Rare Chinese ink masterpieces unveiled at National Gallery Singapore

Ren Xun. The Scent of Flowers 
and Singing of Birds. 1868.
Two special exhibitions at National Gallery Singapore showcasing the evolution of Chinese ink painting and its impact on Singapore art history opened to the public on Saturday.

Entitled "Rediscovering Treasures: Ink Art from the Xiu Hai Lou Collection", the exhibition is the first comprehensive survey by a national museum to focus on collections from Xiu Hai Lou, one of the most important ink collections in Singapore.

The exhibition offers important insights into how art collecting and patronage developed in Singapore during the early 20th century, and provides visitors the chance to see rare masterpieces by prominent artists such as Chen Hongshou, Qi Baishi, Xu Beihong and Zhang Daqian.

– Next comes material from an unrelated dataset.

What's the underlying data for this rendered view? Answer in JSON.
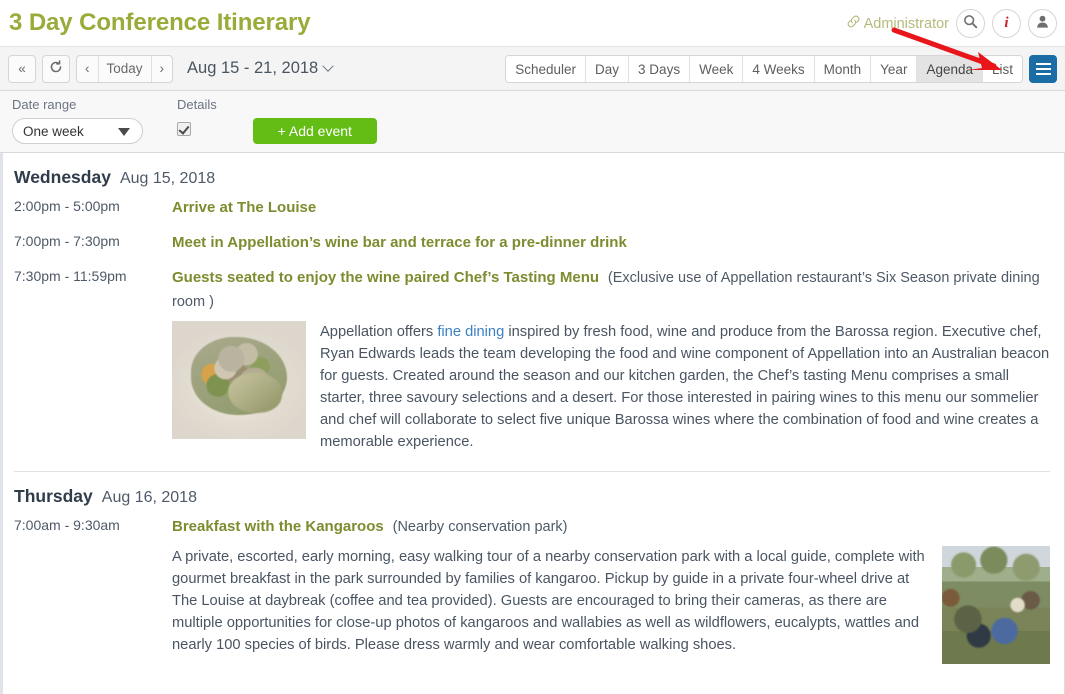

Chen Chong Swee was one of the first artists in Singapore to use Chinese ink painting techniques to depict local landscapes. The exhibition "Strokes of Life: The Art of Chen Chong Swee" is a major retrospective survey of Chen's artistic career spanning six decades, and it focuses on his key contributions to artistic developments in Singapore from the 1950s to the 1980s.

"Many of these masterpieces are rarely seen in public. In these exhibitions, visitors can look forward to a visual feast of masterful brushwork, inventive approaches and distinctive styles," said Low Sze Wee, Director (Curatorial, Collections & Education), National Gallery Singapore.

The exhibitions will run till Dec. 4, 2017. National Gallery Singapore will organize a series of complementary programs to encourage greater appreciation of ink art, including lectures by respected academics and practitioners, and hands-on activities for visitors of all ages.